Phantom Lady

Phantom Lady
August 7th 2021

Singled out by Goebbels as a “corrupter of the German family,” Robert Siodmak fled to Paris in 1933, where he made several charming and successful comedies before escaping Nazi heat yet again in 1939, this time landing in Hollywood. His seventh film there, and first unambiguous triumph, was Phantom Lady (1944) an almost parodically distilled noir of the “persecuted sad sack” variety, based on a pseudonymous Cornell Wooldrich novel. 

The naif here is engineer Scott Henderson (Alan Curtis) who offers an extra concert ticket to a stranger in a bar after his wife—who refuses both divorce and sex—declines the invitation. The mystery lady agrees, on the condition they remain anonymous throughout their date.
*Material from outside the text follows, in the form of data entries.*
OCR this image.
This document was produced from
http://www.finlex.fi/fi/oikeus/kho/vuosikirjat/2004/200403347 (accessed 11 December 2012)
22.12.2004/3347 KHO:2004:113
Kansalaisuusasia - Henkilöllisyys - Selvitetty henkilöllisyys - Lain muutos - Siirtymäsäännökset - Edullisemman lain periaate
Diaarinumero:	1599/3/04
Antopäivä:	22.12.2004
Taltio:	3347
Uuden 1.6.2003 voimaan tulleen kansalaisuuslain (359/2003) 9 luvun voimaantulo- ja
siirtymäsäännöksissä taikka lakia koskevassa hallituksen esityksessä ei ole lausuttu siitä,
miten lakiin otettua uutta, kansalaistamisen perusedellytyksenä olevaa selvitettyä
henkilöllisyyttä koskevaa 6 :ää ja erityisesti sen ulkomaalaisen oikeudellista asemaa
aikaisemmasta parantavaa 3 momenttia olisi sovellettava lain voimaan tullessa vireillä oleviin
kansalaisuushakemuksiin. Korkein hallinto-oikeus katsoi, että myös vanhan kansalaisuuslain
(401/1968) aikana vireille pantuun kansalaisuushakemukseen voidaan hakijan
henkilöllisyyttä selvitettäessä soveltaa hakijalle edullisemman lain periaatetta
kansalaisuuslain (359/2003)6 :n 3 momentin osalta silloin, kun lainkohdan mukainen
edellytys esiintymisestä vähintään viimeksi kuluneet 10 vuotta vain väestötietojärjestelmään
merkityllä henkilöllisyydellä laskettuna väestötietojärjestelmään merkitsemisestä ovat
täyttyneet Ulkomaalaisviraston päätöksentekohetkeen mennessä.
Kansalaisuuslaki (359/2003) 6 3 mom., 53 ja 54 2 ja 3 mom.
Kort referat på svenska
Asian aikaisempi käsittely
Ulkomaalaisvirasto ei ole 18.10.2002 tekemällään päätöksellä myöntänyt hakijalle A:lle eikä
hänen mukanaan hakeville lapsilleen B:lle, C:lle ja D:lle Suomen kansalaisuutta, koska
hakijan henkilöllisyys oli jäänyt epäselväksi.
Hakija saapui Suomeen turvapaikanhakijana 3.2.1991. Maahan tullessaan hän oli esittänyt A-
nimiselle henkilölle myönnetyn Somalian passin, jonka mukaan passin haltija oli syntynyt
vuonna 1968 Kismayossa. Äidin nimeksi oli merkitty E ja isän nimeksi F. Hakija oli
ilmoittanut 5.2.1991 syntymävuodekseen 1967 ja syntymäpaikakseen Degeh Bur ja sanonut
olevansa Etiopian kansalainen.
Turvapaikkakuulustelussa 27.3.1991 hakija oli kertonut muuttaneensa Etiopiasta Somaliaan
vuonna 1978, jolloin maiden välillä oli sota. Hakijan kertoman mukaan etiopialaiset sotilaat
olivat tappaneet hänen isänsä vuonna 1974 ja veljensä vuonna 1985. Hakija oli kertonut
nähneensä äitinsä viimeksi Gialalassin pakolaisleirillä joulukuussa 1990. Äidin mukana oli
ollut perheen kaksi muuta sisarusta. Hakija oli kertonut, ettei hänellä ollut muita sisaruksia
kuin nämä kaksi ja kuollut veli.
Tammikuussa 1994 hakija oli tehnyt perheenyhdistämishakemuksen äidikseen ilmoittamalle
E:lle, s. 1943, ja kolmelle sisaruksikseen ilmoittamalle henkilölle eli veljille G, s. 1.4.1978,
Henderson returns home after the show to three schlubby cops who inform him that his wife has been strangled with one of his neckties. His only alibi is the nameless woman from the bar, identifiable only by her “ridiculous” flamboyant hat, which drew plenty of attention on the night in question. The trouble is, she’s gone, and the characters they both encountered that night—a bartender, a nightclub singer, a jazz drummer—don’t recall the woman at all. It’s as though she’s become a phantom lady. Henderson begins to doubt his sanity as he’s tried and convicted and sentenced to death, leaving his secretary, Carol aka “Kansas” (Ella Raines), to track down the disappeared woman and find the killer, a Randian Superman obsessed with hands.
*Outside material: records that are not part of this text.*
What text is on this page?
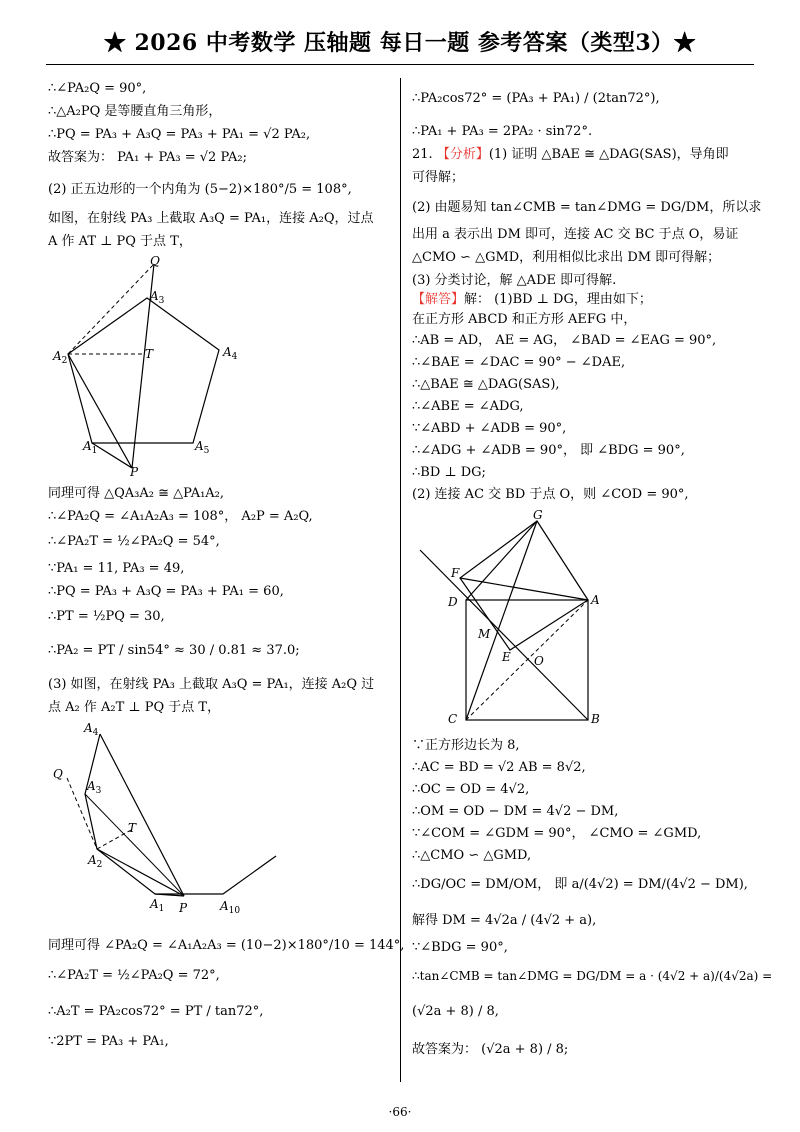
★ 2026 中考数学 压轴题 每日一题 参考答案（类型3）★
∴∠PA₂Q = 90°,
∴△A₂PQ 是等腰直角三角形，
∴PQ = PA₃ + A₃Q = PA₃ + PA₁ = √2 PA₂,
故答案为： PA₁ + PA₃ = √2 PA₂;
(2) 正五边形的一个内角为 (5−2)×180°/5 = 108°,
如图，在射线 PA₃ 上截取 A₃Q = PA₁，连接 A₂Q，过点
A 作 AT ⊥ PQ 于点 T，
Q
$A_3$
$A_2$	T	$A_4$
$A_1$	$A_5$
P
同理可得 △QA₃A₂ ≅ △PA₁A₂,
∴∠PA₂Q = ∠A₁A₂A₃ = 108°， A₂P = A₂Q,
∴∠PA₂T = ½∠PA₂Q = 54°,
∵PA₁ = 11, PA₃ = 49,
∴PQ = PA₃ + A₃Q = PA₃ + PA₁ = 60,
∴PT = ½PQ = 30,
∴PA₂ = PT / sin54° ≈ 30 / 0.81 ≈ 37.0;
(3) 如图，在射线 PA₃ 上截取 A₃Q = PA₁，连接 A₂Q 过
点 A₂ 作 A₂T ⊥ PQ 于点 T，
$A_4$
Q
$A_3$
T
$A_2$
$A_1$ P	$A_{10}$
同理可得 ∠PA₂Q = ∠A₁A₂A₃ = (10−2)×180°/10 = 144°,
∴∠PA₂T = ½∠PA₂Q = 72°,
∴A₂T = PA₂cos72° = PT / tan72°,
∵2PT = PA₃ + PA₁,
∴PA₂cos72° = (PA₃ + PA₁) / (2tan72°),
∴PA₁ + PA₃ = 2PA₂ · sin72°.
21. 【分析】(1) 证明 △BAE ≅ △DAG(SAS)，导角即
可得解；
(2) 由题易知 tan∠CMB = tan∠DMG = DG/DM，所以求
出用 a 表示出 DM 即可，连接 AC 交 BC 于点 O，易证
△CMO ∽ △GMD，利用相似比求出 DM 即可得解；
(3) 分类讨论，解 △ADE 即可得解.
【解答】解： (1)BD ⊥ DG，理由如下；
在正方形 ABCD 和正方形 AEFG 中，
∴AB = AD， AE = AG， ∠BAD = ∠EAG = 90°,
∴∠BAE = ∠DAC = 90° − ∠DAE,
∴△BAE ≅ △DAG(SAS),
∴∠ABE = ∠ADG,
∵∠ABD + ∠ADB = 90°,
∴∠ADG + ∠ADB = 90°， 即 ∠BDG = 90°,
∴BD ⊥ DG;
(2) 连接 AC 交 BD 于点 O，则 ∠COD = 90°,
G
F
D	A
M
E O
C	B
∵正方形边长为 8,
∴AC = BD = √2 AB = 8√2,
∴OC = OD = 4√2,
∴OM = OD − DM = 4√2 − DM,
∵∠COM = ∠GDM = 90°， ∠CMO = ∠GMD,
∴△CMO ∽ △GMD,
∴DG/OC = DM/OM， 即 a/(4√2) = DM/(4√2 − DM),
解得 DM = 4√2a / (4√2 + a),
∵∠BDG = 90°,
∴tan∠CMB = tan∠DMG = DG/DM = a · (4√2 + a)/(4√2a) =
(√2a + 8) / 8,
故答案为： (√2a + 8) / 8;
·66·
In a genre known for its use of literal and metaphorical bars to entrap its heroes, Phantom Lady offers a hysterical surfeit of the stuff, including one incredible jailhouse sequence where Henderson, surrounded by iron-barred cells, descends a staircase with prominent bars on its railings and takes a seat on a bench with a barred back. The scene ends with a guard swinging a door into the frame, presenting yet another oppressive layer of BARS. Siodmak’s comedic intention here is ambiguous, as the scene is played mostly straight. Testament to the master’s touch that the scene works as expressionist angst as well as no less pleasurable melodramatic overkill. Less subtle is a raucous scene in which Kansas, in moll disguise, seduces a jazz drummer, a potential witness played by noir patsy par excellence, Elisha Cook Jr. In a staccato flurry of canted angles, she gives him eyes while the band plays, and his own eyes bulge wildly as he whacks his drum in an unmistakably masturbatory up-and-down strike that bests the untold thousands of popping corks designed to get audiences giggling about sex. Phantom Lady is as fun, visually stunning, creepy and perverse as any classical noir. 

 

Phantom Lady plays at the Stanford on Saturday and Sunday, in a double bill with Fritz Lang's Scarlet Street.